Высокий, стройный Иван, человек безапелляционных решений, похожий внешне на комиссара времен военного коммунизма, минуту недоуменно смотрел на него сверху вниз, как на некое заморское диво.

— Какие еще там документы?

— Обыкновенные. В техникум. Хочу учиться…

— Будешь учиться! — процедил на это Пластун. — Тогда, конечно, когда мы пошлем. А пока пойдешь работать завотделом, точнее — председателем райбюро комдетдвижения. Понял?

— Понять-то я понял, но ведь…

— Никаких «но»! Ты в комсомол вступал сознательно? Сознательно! О том, что жизнь комсомольца принадлежит комсомолу и партии, знаешь? Знаешь! Где комсомол прикажет, там и работай… Все! Завтра на работу, принимай дела у Гарматюка — и… точка. Учили тебя и так уже немало. Отрабатывай.

Сначала это его просто ошеломило. В его жизни это было первое такого рода потрясение. Удар был крепкий, однако с ног не сбил. Ему, закаленному на черствых сиротских хлебах, даже и в голову не приходило такое — не подчиниться или спорить. Приглушил свое огорчение, походил дня три, будто прибитый, да вскоре и отошел. Спрятал документы на самое дно старенького маминого сундука и, глубоко вздохнув, успокоил себя:

— Что ж. Может, оно и к лучшему! По крайней мере маму не брошу на произвол судьбы. К тому же, что ни говори, все-таки зарплата. Опять же маме облегчение…

Да, это был первый в его жизни случай, когда его намерения столкнулись с волей и намерениями его организации и он, единица, впервые по-настоящему сознательно подчинился коллективной воле. С того времени вплоть до этой вот декабрьской ночи его жизнь никогда уже, если брать в самом главном, не принадлежала ему. Она принадлежала комсомолу и партии. С того дня и поныне он ни разу сам, как ему хотелось, не решал своей судьбы. Решала, порой сверяясь с его желаниями, а порой и не сверяясь, партия. И в течение всей жизни он был, есть и в дальнейшем останется солдатом партии, независимо от того, где и на каких высоких постах был и будет. Дисциплина, партийная дисциплина стала нормой его поведения, самой жизнью.

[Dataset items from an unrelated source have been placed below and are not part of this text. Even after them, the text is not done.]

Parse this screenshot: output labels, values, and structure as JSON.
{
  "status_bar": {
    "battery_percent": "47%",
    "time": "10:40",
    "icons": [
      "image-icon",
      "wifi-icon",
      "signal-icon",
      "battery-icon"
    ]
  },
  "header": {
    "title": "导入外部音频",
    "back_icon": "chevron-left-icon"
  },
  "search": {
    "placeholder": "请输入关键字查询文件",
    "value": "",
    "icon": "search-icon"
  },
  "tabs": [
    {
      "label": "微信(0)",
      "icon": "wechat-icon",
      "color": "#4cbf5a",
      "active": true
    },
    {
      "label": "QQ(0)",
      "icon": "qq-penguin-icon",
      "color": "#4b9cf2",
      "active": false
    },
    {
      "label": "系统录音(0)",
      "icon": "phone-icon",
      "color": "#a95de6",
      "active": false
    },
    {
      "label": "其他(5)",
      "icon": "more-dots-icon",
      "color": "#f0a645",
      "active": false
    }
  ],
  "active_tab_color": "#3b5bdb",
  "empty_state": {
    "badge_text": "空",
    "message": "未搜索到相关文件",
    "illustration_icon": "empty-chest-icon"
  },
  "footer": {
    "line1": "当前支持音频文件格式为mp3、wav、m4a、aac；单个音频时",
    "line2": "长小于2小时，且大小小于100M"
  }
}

А каждый человек, в поведении которого пересиливали эгоизм, расхлябанность и анархистские замашки, казался ему ограниченным, неполноценным и даже отталкивающим. И никогда, ни разу за всю жизнь, отданную в распоряжение партии, он не пожалел об этом…

В райкоме комсомола Андрей проработал до следующей весны, а после того, как умер в Марьяновке старый партизан Райко, Андрей по воле райкома стал самым младшим в районе председателем сельсовета. Осень и зима того года были трудными, особенно если учесть сложные перипетии хлебозаготовок, полными новых, неслыханных и кардинальных перемен. Страна выходила на путь социалистической индустриализации, которая должна была решить вопрос «кто кого», решить, по сути, судьбу Советского государства. Для этого государству был крайне необходим хлеб. Много драгоценного, на вес золота, животворного хлеба. Бедняк обеспечить страну этим хлебом не мог. Поэтому нужно было, поведя за собой середняка, вырвать этот хлеб с мясом, а то и с кровью из цепких, ненасытных рук так называемых «культурных хозяев»… У тех самых «культурных хозяев», которые уже чувствовали, понимали, к чему все идет, что означает для них слово «коллективизация», следом за которым встанут другие неумолимо грозные, пропахшие огнем, железом и кровью: «Уничтожить кулака как класс».